If your system isn't already patched for Microsoft Security Bulletin MS08-067 (KB958644), do it now! Its rare for Microsoft to release security updates outside of the normal Tuesday schedule, but for the first time I know of, Microsoft called 1000s of partners, and held conference calls to ask us to warn our clients and make sure they were patched. This is truly a critical threat.

The Critical Security Bulletin (MS08-067) is for a vulnerability in Server Service that could allow Remote Code Execution. Note that this affects all operating systems (even though it relates to "Server" Service - the vulnerability affects just about all desktop systems). If you run automatic updates, this update should be picked up, but we are advising clients to run the update NOW!

For more information and detailed information relating to your specific operating system, please go to
http://www.microsoft.com/technet/security/bulletin/MS08-067.mspx
File information details can be found in
Microsoft Knowledge Base Article 958644

Note that there is always a risk when you install new updates, but initial testing by Microsoft is not showing problems and the patch can be uninstalled if necessary (there are no reported problems with commercially available software). However, in the case of this CRITICAL update, there is a greater risk of NOT installing the update.

An attacker who successfully exploited this vulnerability could take complete control of an affected system remotely. On Microsoft Windows 2000, Windows XP, and Windows Server 2003 systems, an attacker could exploit this vulnerability over RPC without authentication to run arbitrary code. It is possible that this vulnerability could be used in the crafting of a wormable exploit. If successfully exploited, an attacker could then install programs or view, change, or delete data; or create new accounts with full user rights.

Friday, October 24, 2008

Money tight, computer slow? - Get more RAM!

If your computer is driving you crazy because it's too slow, and your budget is tight, consider getting more RAM to see a drastic improvement in your system. If your computer is slow, and you hear your hard drive working over-time, its likely that you could see a significant improvement by just adding around $50 worth of RAM. The first step is to see how much RAM you currently have: Go to "Start" / "My Computer" / "View System Information". On the "General" Tab, you'll see a summary of your general system information. If you have less than 1G of RAM, you will definitely benefit from more RAM.

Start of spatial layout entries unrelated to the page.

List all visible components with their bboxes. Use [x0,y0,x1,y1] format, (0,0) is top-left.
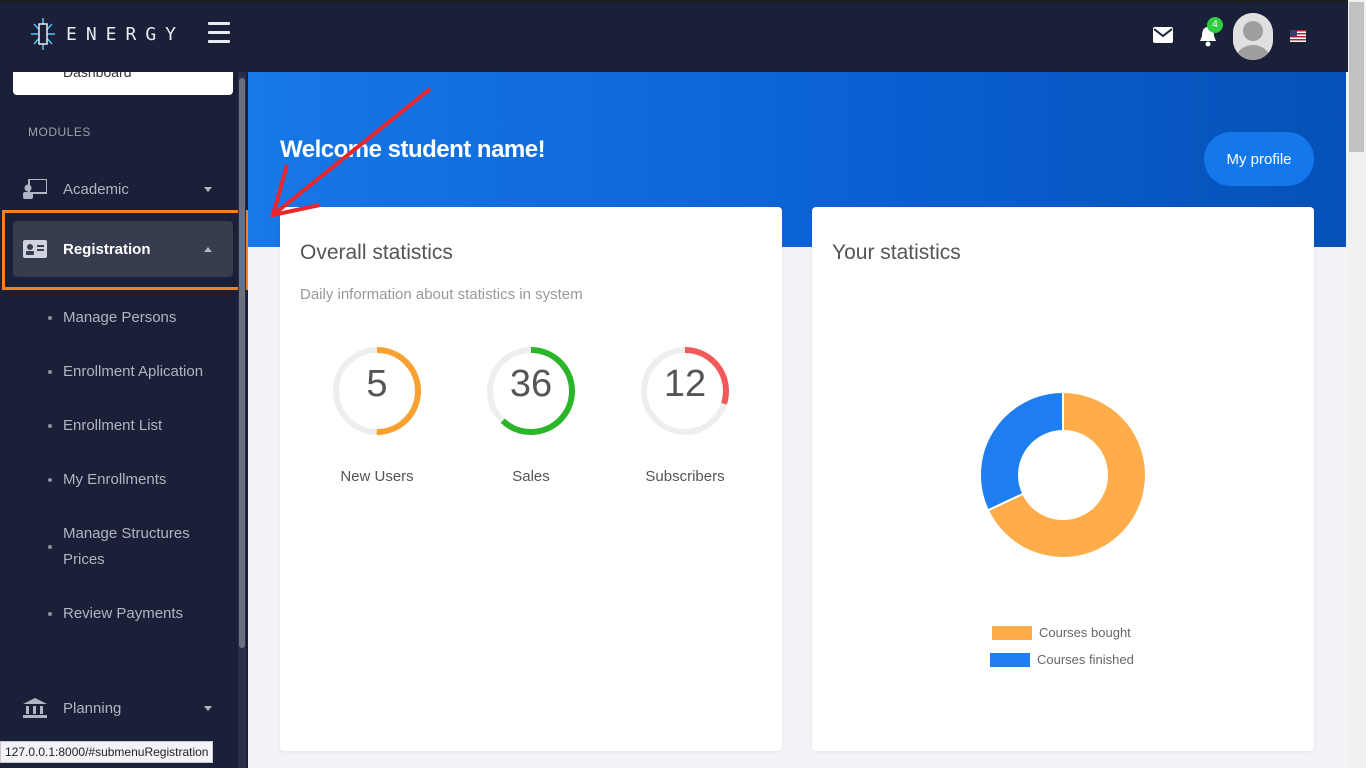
overall-statistics-card: Overall statistics Daily information abo… [280,207,782,751]
stat-value: 36 [509,363,553,405]
legend-item[interactable]: Courses bought [992,625,1131,640]
sidebar-item-planning[interactable]: Planning [13,680,233,736]
card-title: Your statistics [832,241,961,264]
submenu-item-review-payments[interactable]: Review Payments [63,601,183,627]
bullet-icon [48,370,52,374]
avatar-icon [1233,13,1273,60]
top-navbar: ENERGY 4 [0,0,1348,72]
submenu-item-manage-persons[interactable]: Manage Persons [63,305,176,331]
brand-logo[interactable]: ENERGY [28,16,185,52]
stat-gauge-sales: 36 Sales [485,335,577,485]
annotation-arrow [270,87,432,218]
sidebar-item-dashboard[interactable]: Dashboard [13,72,233,95]
logo-text: ENERGY [66,23,186,45]
stat-label: Sales [512,468,550,485]
donut-chart [979,390,1147,559]
avatar[interactable] [1233,13,1273,60]
page-scrollbar-thumb[interactable] [1349,2,1364,152]
submenu-item-manage-structures-prices[interactable]: Manage Structures Prices [63,521,213,573]
sidebar-item-label: Dashboard [63,72,132,80]
stat-label: Subscribers [645,468,725,485]
legend-label: Courses finished [1037,652,1134,667]
submenu-item-enrollment-application[interactable]: Enrollment Aplication [63,359,203,385]
legend-label: Courses bought [1039,625,1131,640]
sidebar: Dashboard MODULES Academic Registration … [0,72,248,768]
bullet-icon [48,478,52,482]
sidebar-item-label: Academic [63,180,129,198]
my-profile-button[interactable]: My profile [1204,132,1314,186]
sidebar-item-academic[interactable]: Academic [13,161,233,217]
legend-item[interactable]: Courses finished [990,652,1134,667]
us-flag-icon[interactable] [1290,30,1306,42]
bullet-icon [48,316,52,320]
your-statistics-card: Your statistics Courses bought Courses f… [812,207,1314,751]
submenu-item-my-enrollments[interactable]: My Enrollments [63,467,166,493]
stat-value: 12 [663,363,707,405]
stat-gauge-new-users: 5 New Users [331,335,423,485]
bullet-icon [48,612,52,616]
legend-swatch [992,625,1032,640]
notification-badge: 4 [1207,17,1223,33]
donut-slice-courses-finished[interactable] [979,390,1064,512]
card-title: Overall statistics [300,241,453,264]
bullet-icon [48,545,52,549]
sidebar-scrollbar-thumb[interactable] [239,78,245,648]
card-subtitle: Daily information about statistics in sy… [300,286,583,303]
chevron-down-icon [204,186,212,192]
stat-label: New Users [340,468,414,485]
stat-gauge-subscribers: 12 Subscribers [639,335,731,485]
browser-status-url: 127.0.0.1:8000/#submenuRegistration [0,741,214,763]
submenu-item-enrollment-list[interactable]: Enrollment List [63,413,162,439]
chevron-down-icon [204,705,212,711]
mail-icon[interactable] [1153,27,1173,43]
annotation-highlight-box [2,210,248,290]
bullet-icon [48,424,52,428]
bank-icon [23,698,47,718]
legend-swatch [990,652,1030,667]
menu-icon[interactable] [208,22,230,44]
sidebar-section-title: MODULES [28,125,91,139]
sidebar-item-label: Planning [63,699,122,717]
logo-icon [31,18,55,50]
stat-value: 5 [366,363,388,405]
presenter-icon [23,179,47,199]
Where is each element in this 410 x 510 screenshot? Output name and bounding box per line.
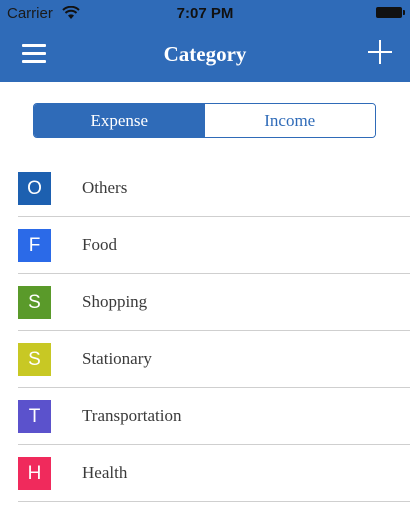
category-letter-badge: F <box>18 229 51 262</box>
list-item[interactable]: T Transportation <box>0 388 410 445</box>
segment-expense[interactable]: Expense <box>34 104 205 137</box>
category-letter-badge: H <box>18 457 51 490</box>
expense-income-toggle: Expense Income <box>33 103 376 138</box>
category-label: Stationary <box>82 349 152 368</box>
category-letter-badge: T <box>18 400 51 433</box>
status-time: 7:07 PM <box>176 5 234 22</box>
category-label: Health <box>82 463 128 482</box>
list-item[interactable]: O Others <box>0 160 410 217</box>
navigation-bar: Category <box>0 28 410 82</box>
category-letter-badge: O <box>18 172 51 205</box>
list-item[interactable]: H Health <box>0 445 410 502</box>
status-bar: Carrier 7:07 PM <box>0 0 410 28</box>
segment-income[interactable]: Income <box>204 104 375 137</box>
add-category-button[interactable] <box>368 40 392 64</box>
page-title: Category <box>163 42 247 66</box>
category-label: Transportation <box>82 406 182 425</box>
list-item[interactable]: S Stationary <box>0 331 410 388</box>
category-label: Food <box>82 235 117 254</box>
category-list: O Others F Food S Shopping S Stationary … <box>0 160 410 502</box>
list-item[interactable]: S Shopping <box>0 274 410 331</box>
category-label: Others <box>82 178 128 197</box>
category-letter-badge: S <box>18 286 51 319</box>
category-letter-badge: S <box>18 343 51 376</box>
divider <box>18 501 410 502</box>
list-item[interactable]: F Food <box>0 217 410 274</box>
category-label: Shopping <box>82 292 148 311</box>
battery-icon <box>376 7 405 18</box>
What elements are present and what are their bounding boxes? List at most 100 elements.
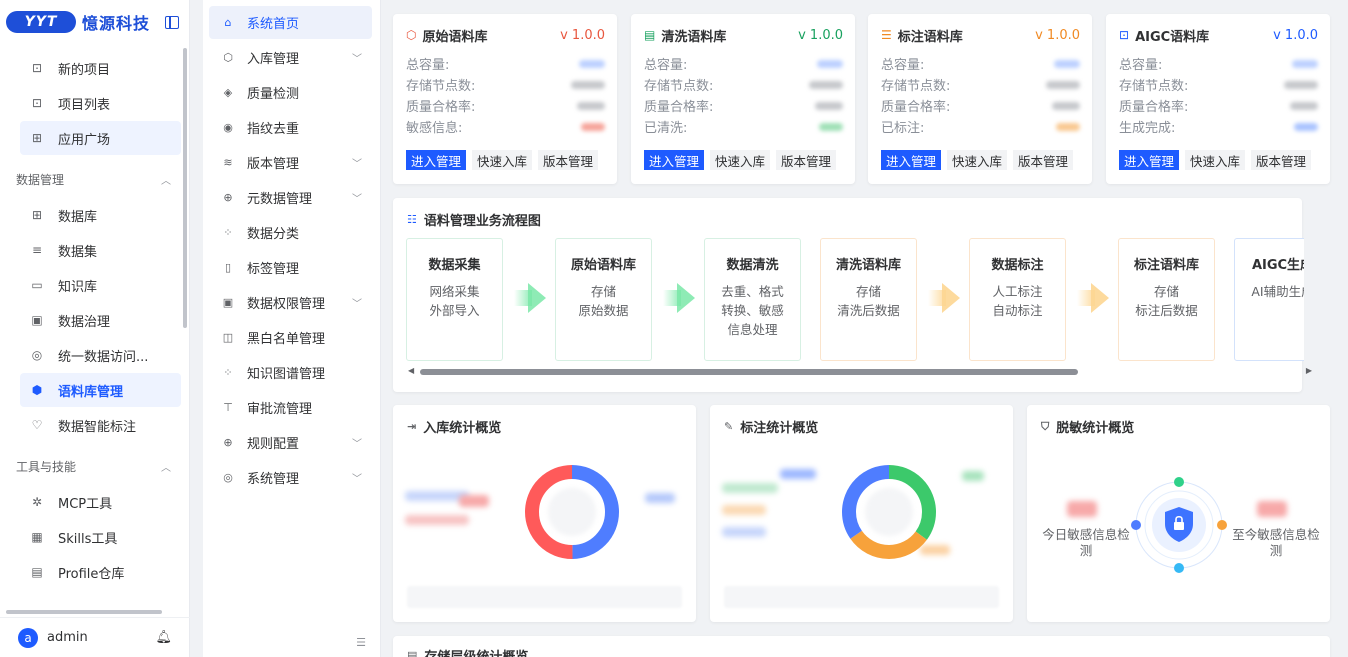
sidebar-group-label: 数据管理 <box>16 172 65 187</box>
sidebar-item-label: MCP工具 <box>58 496 113 512</box>
brand-logo[interactable]: YYT <box>6 11 76 33</box>
stat-label: 已标注: <box>881 121 925 136</box>
annotation-stats-card: ✎ 标注统计概览 <box>710 405 1013 622</box>
stat-value-hidden <box>817 59 843 68</box>
gear-hex-icon: ⬢ <box>31 383 43 397</box>
library-title: 标注语料库 <box>897 29 963 45</box>
sidebar-item-mcp-tools[interactable]: ✲ MCP工具 <box>20 485 181 519</box>
library-card-cleaned: ▤ 清洗语料库 v 1.0.0 总容量: 存储节点数: 质量合格率: 已清洗: … <box>631 14 855 184</box>
version-management-button[interactable]: 版本管理 <box>538 150 599 170</box>
logo-row: YYT 憶源科技 <box>0 0 189 44</box>
library-version: v 1.0.0 <box>1035 27 1080 43</box>
sidebar-item-data-governance[interactable]: ▣ 数据治理 <box>20 303 181 337</box>
sidebar-collapse-icon[interactable] <box>165 15 179 29</box>
version-management-button[interactable]: 版本管理 <box>1251 150 1312 170</box>
flow-horizontal-scrollbar[interactable]: ◀ ▶ <box>406 366 1314 378</box>
sidebar-item-knowledge-base[interactable]: ▭ 知识库 <box>20 268 181 302</box>
step-desc: 原始数据 <box>578 303 629 318</box>
sidebar-horizontal-scrollbar[interactable] <box>6 610 162 614</box>
ingest-stats-title: 入库统计概览 <box>423 421 502 436</box>
subnav-item-version[interactable]: ≋ 版本管理 ﹀ <box>209 146 372 179</box>
flow-arrow-icon <box>1073 283 1113 313</box>
sidebar-item-skills-tools[interactable]: ▦ Skills工具 <box>20 520 181 554</box>
flow-steps-track[interactable]: 数据采集 网络采集 外部导入 原始语料库 存储 原始数据 数据清洗 去重、格式 … <box>406 238 1304 362</box>
category-icon: ⁘ <box>223 226 233 239</box>
book-icon: ▭ <box>31 278 43 292</box>
chevron-down-icon: ﹀ <box>352 194 362 205</box>
quick-ingest-button[interactable]: 快速入库 <box>710 150 771 170</box>
subnav-item-metadata[interactable]: ⊕ 元数据管理 ﹀ <box>209 181 372 214</box>
subnav-item-blackwhite-list[interactable]: ◫ 黑白名单管理 <box>209 321 372 354</box>
sidebar-item-profile-repo[interactable]: ▤ Profile仓库 <box>20 555 181 589</box>
enter-management-button[interactable]: 进入管理 <box>406 150 467 170</box>
sidebar-item-dataset[interactable]: ≡ 数据集 <box>20 233 181 267</box>
library-stat-row: 总容量: <box>1119 53 1318 74</box>
box-icon: ⬡ <box>223 51 233 64</box>
subnav-item-quality[interactable]: ◈ 质量检测 <box>209 76 372 109</box>
subnav-item-knowledge-graph[interactable]: ⁘ 知识图谱管理 <box>209 356 372 389</box>
user-profile-row[interactable]: a admin 🔔︎ <box>0 617 190 657</box>
scrollbar-thumb[interactable] <box>420 369 1078 375</box>
main-sidebar: YYT 憶源科技 ⊡ 新的项目 ⊡ 项目列表 ⊞ 应用广场 数据管理 ︿ ⊞ 数… <box>0 0 190 657</box>
quick-ingest-button[interactable]: 快速入库 <box>1185 150 1246 170</box>
value-blurred <box>1257 501 1287 517</box>
chevron-down-icon: ﹀ <box>352 439 362 450</box>
subnav-item-rules[interactable]: ⊕ 规则配置 ﹀ <box>209 426 372 459</box>
quick-ingest-button[interactable]: 快速入库 <box>472 150 533 170</box>
menu-fold-icon[interactable]: ☰ <box>356 636 366 649</box>
sidebar-item-label: 数据治理 <box>58 314 111 330</box>
sidebar-item-project-list[interactable]: ⊡ 项目列表 <box>20 86 181 120</box>
avatar[interactable]: a <box>18 627 38 648</box>
sidebar-item-smart-annotation[interactable]: ♡ 数据智能标注 <box>20 408 181 442</box>
sidebar-item-new-project[interactable]: ⊡ 新的项目 <box>20 51 181 85</box>
layers-icon: ≋ <box>223 156 233 169</box>
subnav-item-label: 入库管理 <box>247 52 300 67</box>
subnav-item-tags[interactable]: ▯ 标签管理 <box>209 251 372 284</box>
orbit-dot <box>1131 520 1141 530</box>
subnav-item-classification[interactable]: ⁘ 数据分类 <box>209 216 372 249</box>
apps-icon: ⊞ <box>31 131 43 145</box>
subnav-item-ingest[interactable]: ⬡ 入库管理 ﹀ <box>209 41 372 74</box>
sidebar-group-data-management[interactable]: 数据管理 ︿ <box>0 161 189 197</box>
sidebar-group-tools[interactable]: 工具与技能 ︿ <box>0 448 189 484</box>
compass-icon: ◎ <box>31 348 43 362</box>
annotation-stats-title: 标注统计概览 <box>740 421 819 436</box>
annotation-donut-chart <box>842 465 936 559</box>
chevron-down-icon: ﹀ <box>352 299 362 310</box>
table-icon: ☰ <box>881 28 892 42</box>
stat-label: 生成完成: <box>1119 121 1176 136</box>
step-desc: 网络采集 <box>429 284 480 299</box>
enter-management-button[interactable]: 进入管理 <box>1119 150 1180 170</box>
stat-value-hidden <box>815 101 843 110</box>
business-flow-card: ☷ 语料管理业务流程图 数据采集 网络采集 外部导入 原始语料库 存储 原始数据… <box>393 198 1312 392</box>
version-management-button[interactable]: 版本管理 <box>1013 150 1074 170</box>
bell-icon[interactable]: 🔔︎ <box>155 630 172 645</box>
sidebar-item-label: Skills工具 <box>58 531 118 547</box>
sidebar-vertical-scrollbar[interactable] <box>183 48 187 328</box>
step-name: 清洗语料库 <box>835 258 901 273</box>
library-stat-row: 生成完成: <box>1119 116 1318 137</box>
step-desc: 清洗后数据 <box>837 303 900 318</box>
sidebar-item-corpus-management[interactable]: ⬢ 语料库管理 <box>20 373 181 407</box>
grid-icon: ⊞ <box>31 208 43 222</box>
sidebar-item-database[interactable]: ⊞ 数据库 <box>20 198 181 232</box>
value-blurred <box>780 469 816 479</box>
version-management-button[interactable]: 版本管理 <box>776 150 837 170</box>
enter-management-button[interactable]: 进入管理 <box>644 150 705 170</box>
sidebar-item-app-square[interactable]: ⊞ 应用广场 <box>20 121 181 155</box>
subnav-item-permissions[interactable]: ▣ 数据权限管理 ﹀ <box>209 286 372 319</box>
cog-icon: ✲ <box>31 495 43 509</box>
sidebar-item-unified-access[interactable]: ◎ 统一数据访问... <box>20 338 181 372</box>
quick-ingest-button[interactable]: 快速入库 <box>947 150 1008 170</box>
storage-stats-title: 存储层级统计概览 <box>424 646 528 657</box>
skills-icon: ▦ <box>31 530 43 544</box>
step-desc: 存储 <box>855 284 881 299</box>
enter-management-button[interactable]: 进入管理 <box>881 150 942 170</box>
stat-value-hidden <box>571 80 605 89</box>
scroll-left-icon[interactable]: ◀ <box>408 366 414 375</box>
subnav-item-system[interactable]: ◎ 系统管理 ﹀ <box>209 461 372 494</box>
subnav-item-approval[interactable]: ⊤ 审批流管理 <box>209 391 372 424</box>
subnav-item-home[interactable]: ⌂ 系统首页 <box>209 6 372 39</box>
scroll-right-icon[interactable]: ▶ <box>1306 366 1312 375</box>
subnav-item-dedup[interactable]: ◉ 指纹去重 <box>209 111 372 144</box>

Yesterday's Boston Globe had a good article outlining a bunch of measures to revitalize your old computer: http://www.boston.com/business/technology/articles/2008/10/23/stretch_your_money_by_stretching_your_pcs_life_span/

Don't be disappointed if you can't afford a new computer right now, because there is a good chance you don't need one. In our experience, adding RAM is the highest-impact, lowest cost way to boost performance. If your computer can support 2G of RAM, you will see a BIG difference

Note that there are many different types of RAM, and there are specifications for the amount of RAM that can be added based on specific system models. If you want to go the "do it yourself" route, we recommend going to the manufacturer's web site (Dell, HP, etc) and entering your system information, or use the "RAM Finder" function that all of the major RAM manufactures have, such as at http://www.crucial.com/.

Thursday, October 16, 2008

Clocks move BACK November 2 - Check your BACK-UP

Remember that Daylight Saving Time ends on November 2 this year so clocks move BACK one hour. When the clocks change, we often hear reminders to change batteries in the smoke detectors in our homes. This is a great way to remember.

We'd like to start a new tradition to check your data BACK-up at this time as well.
  • Are you backing up ALL your critical files?
  • Are you taking your backup off site?
  • Are you backing up often enough (hourly, daily, weekly?)
  • Are you meting regulatory requirements?
  • Do you have a business continuity plan?

Checking your data backup on a regular basis can save you a lot of time an money in the event of a computer crisis! So we want to get everyone focused on checking their backup AT LEAST twice per year when the clocks change. (Please also change those batteries!)